Leserbrief zum Artikel Aktion: Zur Zukunft der jungen Welt
vom 06.10.2018:
Linker Morgensegen
Lieber »schmal und widerständig« als »dick und gemütlich« (Taz). Die Analyse ist richtig: Die seit langem anhaltende Medienkonzentration erzeugt einen journalistischen Mainstream vereinheitlichter Meinung und gefährdet die Presse- und Meinungsvielfalt. Gepaart mit der Kurzatmigkeit der neuen Medien, die tendenziell jeden sozialen und historischen Hintergrund einer Nachricht ausblenden, bleibt für die bürgerliche Presse und deren Onlineangebote die Hofberichterstattung und bestenfalls die ironisierende Betrachtung des politischen Geschehens. Schön zu sehen am Beispiel der Berichterstattung über die »Causa Maaßen«: Politik stellt sich dar als Ränkespiel von Einzelpersonen.

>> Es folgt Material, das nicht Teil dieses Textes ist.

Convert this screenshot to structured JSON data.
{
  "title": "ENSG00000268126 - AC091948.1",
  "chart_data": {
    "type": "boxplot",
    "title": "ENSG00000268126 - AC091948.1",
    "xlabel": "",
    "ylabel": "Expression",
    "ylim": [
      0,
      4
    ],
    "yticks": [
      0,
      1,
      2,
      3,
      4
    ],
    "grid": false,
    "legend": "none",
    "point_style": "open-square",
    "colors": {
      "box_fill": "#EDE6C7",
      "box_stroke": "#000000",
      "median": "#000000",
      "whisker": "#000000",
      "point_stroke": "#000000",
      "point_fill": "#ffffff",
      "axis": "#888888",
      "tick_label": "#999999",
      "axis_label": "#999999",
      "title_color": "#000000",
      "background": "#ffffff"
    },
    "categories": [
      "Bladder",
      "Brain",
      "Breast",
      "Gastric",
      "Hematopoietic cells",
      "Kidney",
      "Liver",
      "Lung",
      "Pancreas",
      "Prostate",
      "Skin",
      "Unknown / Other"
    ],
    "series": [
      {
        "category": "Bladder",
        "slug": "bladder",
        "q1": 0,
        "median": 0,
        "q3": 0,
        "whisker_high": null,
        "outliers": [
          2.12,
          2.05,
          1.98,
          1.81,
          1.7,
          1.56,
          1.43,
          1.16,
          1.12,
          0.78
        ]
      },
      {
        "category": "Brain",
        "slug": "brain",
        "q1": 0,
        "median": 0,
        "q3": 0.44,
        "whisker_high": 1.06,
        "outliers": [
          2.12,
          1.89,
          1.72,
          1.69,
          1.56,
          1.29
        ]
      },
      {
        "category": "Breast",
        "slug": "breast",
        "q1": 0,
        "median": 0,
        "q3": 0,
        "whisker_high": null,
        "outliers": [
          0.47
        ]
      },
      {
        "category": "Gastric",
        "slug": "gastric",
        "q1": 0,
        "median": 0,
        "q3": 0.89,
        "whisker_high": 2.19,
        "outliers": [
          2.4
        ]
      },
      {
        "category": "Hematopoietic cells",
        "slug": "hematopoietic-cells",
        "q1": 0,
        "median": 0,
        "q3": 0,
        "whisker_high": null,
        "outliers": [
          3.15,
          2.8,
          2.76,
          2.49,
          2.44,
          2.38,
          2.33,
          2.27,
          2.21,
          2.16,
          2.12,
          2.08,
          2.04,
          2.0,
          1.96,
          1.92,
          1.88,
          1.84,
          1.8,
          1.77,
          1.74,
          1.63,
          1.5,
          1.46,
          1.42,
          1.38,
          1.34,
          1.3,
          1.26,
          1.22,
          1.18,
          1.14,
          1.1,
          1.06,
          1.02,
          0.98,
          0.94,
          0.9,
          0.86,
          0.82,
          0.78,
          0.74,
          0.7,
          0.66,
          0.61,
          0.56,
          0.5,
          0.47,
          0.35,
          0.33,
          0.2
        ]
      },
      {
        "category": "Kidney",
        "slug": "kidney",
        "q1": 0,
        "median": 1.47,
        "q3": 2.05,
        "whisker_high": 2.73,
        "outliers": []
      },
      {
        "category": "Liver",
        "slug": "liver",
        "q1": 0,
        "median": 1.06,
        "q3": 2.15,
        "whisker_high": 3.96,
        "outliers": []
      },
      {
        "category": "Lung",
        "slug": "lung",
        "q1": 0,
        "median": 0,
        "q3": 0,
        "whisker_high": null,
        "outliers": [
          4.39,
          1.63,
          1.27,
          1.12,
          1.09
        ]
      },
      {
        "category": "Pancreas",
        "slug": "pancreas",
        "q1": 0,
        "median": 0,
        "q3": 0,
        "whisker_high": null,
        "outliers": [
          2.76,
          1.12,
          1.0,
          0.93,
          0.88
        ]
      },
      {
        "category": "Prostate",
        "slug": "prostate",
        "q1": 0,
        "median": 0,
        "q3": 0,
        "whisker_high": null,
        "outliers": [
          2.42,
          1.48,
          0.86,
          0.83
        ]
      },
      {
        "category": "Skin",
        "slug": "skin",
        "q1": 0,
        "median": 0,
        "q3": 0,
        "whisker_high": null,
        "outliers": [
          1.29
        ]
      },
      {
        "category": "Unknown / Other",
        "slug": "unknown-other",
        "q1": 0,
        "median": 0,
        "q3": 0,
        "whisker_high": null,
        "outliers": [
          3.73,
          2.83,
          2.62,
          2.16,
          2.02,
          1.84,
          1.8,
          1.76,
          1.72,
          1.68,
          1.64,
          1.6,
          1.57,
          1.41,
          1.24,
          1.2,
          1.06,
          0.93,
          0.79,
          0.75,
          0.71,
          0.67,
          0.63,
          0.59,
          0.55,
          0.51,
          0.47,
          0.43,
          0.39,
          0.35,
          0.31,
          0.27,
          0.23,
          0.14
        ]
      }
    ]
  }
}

Der sicher belustigende Blick auf die hier auftretenden Kontrahenten verstellt den Blick auf den materiellen Gehalt des Handelns der Akteure. Da scheint es konsequent, sich nach dem Motto der Taz »gemütlich« auf den Beobachterstatus einer Wochenendausgabe zurückzuziehen. Ich selbst kenne aus meiner schon längeren Lebensgeschichte diese Haltung nur zu gut, nämlich die Weltläufte bequem vom Sofa aus zu kommentieren. Bei der »No-pag«-Demonstration am 3. Oktober ’18 in München habe ich zweierlei festgestellt: Die Kritik an den Verhältnissen muss auf die Straße, muss sich artikulieren – viel zu lange haben zu viele geschwiegen. Und ich durfte erleben, dass es glücklicherweise immer mehr gibt, die auch so denken. In dieser Auseinandersetzung ist ein täglicher Begleiter wichtig, ja unabdingbar – das habe ich in den letzten Wochen bei der Lektüre der jungen Welt gelernt. Sicher ist es nicht einfach, Lesegewohnheiten zu ändern – aber es öffnet den Horizont und ermöglicht, Zusammenhänge zu erkennen und dann auch für die Schlüsse, die man daraus zieht, einzustehen. Ganz in dem Sinne, wie es Hegel einmal ausgedrückt hat: Das Zeitungslesen des Morgens ist eine Art von realistischem Morgensegen. Macht weiter so.
Veröffentlicht in der jungen Welt am 09.10.2018.